Trybuny święcą pustkami. Dramatyczna sytuacja na mistrzostwach świata
Polscy siatkarze mieli okazję już dwukrotnie cieszyć się ze zwycięstwa w meczach mistrzostw świata na Filipinach. "Biało-czerwoni" pokonali w fazie grupowej Rumunię oraz Katar. Choć wydawało się, że to będzie "spacerek" dla polskiej drużyny to w kilku momentach robiło się naprawdę gorąco z powodu zaskakująco dobrej gry tych zespołów.
Przykre widoki dookoła
W trakcie spotkania Polska - Rumunia na trybunach pojawiło się 1785 kibiców. Na meczu "biało-czerwonych" z Katarem fanów było jeszcze mniej. Mówi się o liczbie... 896 osób.
Bartosz Kurek zwrócił na to uwagę. To powód słabej frekwencji
Na "X" aż roi się zdjęć z Araneta Coliseum, gdzie większa część miejsc jest pusta. Bartosz Kurek po pierwszym spotkaniu z Rumunią zdradził, jaki jest powód tak słabej frekwencji.

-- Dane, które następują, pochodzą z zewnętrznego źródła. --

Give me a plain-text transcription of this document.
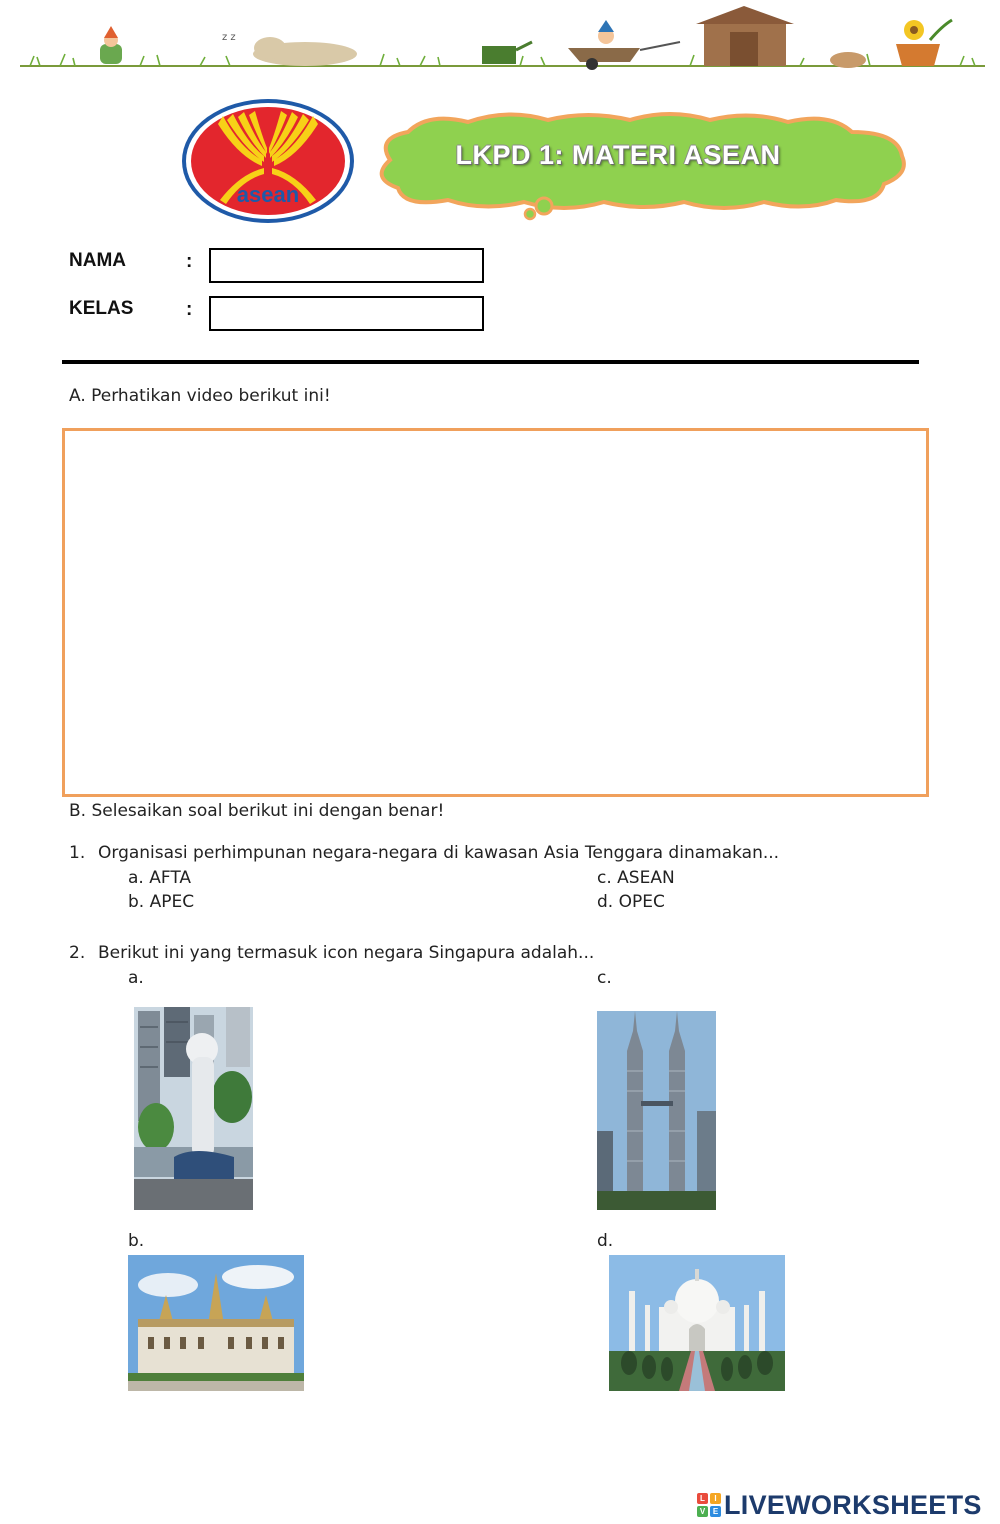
z z
asean
LKPD 1: MATERI ASEAN
NAMA	:
KELAS	:
A. Perhatikan video berikut ini!
B. Selesaikan soal berikut ini dengan benar!
1. Organisasi perhimpunan negara-negara di kawasan Asia Tenggara dinamakan...
a. AFTA
b. APEC
c. ASEAN
d. OPEC
2. Berikut ini yang termasuk icon negara Singapura adalah...
a.	c.
b.	d.
L	I
V E LIVEWORKSHEETS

- Widywałem turnieje w różnych krajach, gdzie było naprawdę pusto i było słychać tylko uderzenia piłki i pokrzykiwania kolegów z boiska. Trochę kibiców przyszło, ale słyszałem, że jest problem z cenami biletów. Jeśli to jest prawda, to mam nadzieję, że się to zmieni - tłumaczył Kurek.
Filipińska federacja ogłosiła, że bilety będą 30% taniej, a wykorzystano do tego... urodziny prezydenta Filipin. W oficjalnym komunikacie zostało przekazane, że to właśnie z tej okazji wejdzie w życie specjalna zniżka, ponieważ Ferdinand Marcos Jr. jest wielkim fanem sportu.
Mimo obniżki cen, widownia się nie zwiększyła, a to może być problem, o którym napisała na "X" - Ola Chmielowska z portalu "Strefa Siatkówki".
- Szału na trybunach jak nie było, tak nie ma. Ale w sumie może być to też wina godziny. My jeździmy kolejką, a ostatnia odjeżdża około 22:30 - można przeczytać.
Polscy siatkarze w ostatnim meczu fazy grupowej zagrają z Holandią o pierwsze miejsce w grupie. Spotkanie zaplanowane jest na 17 września o godzinie 12:00 czasu polskiego.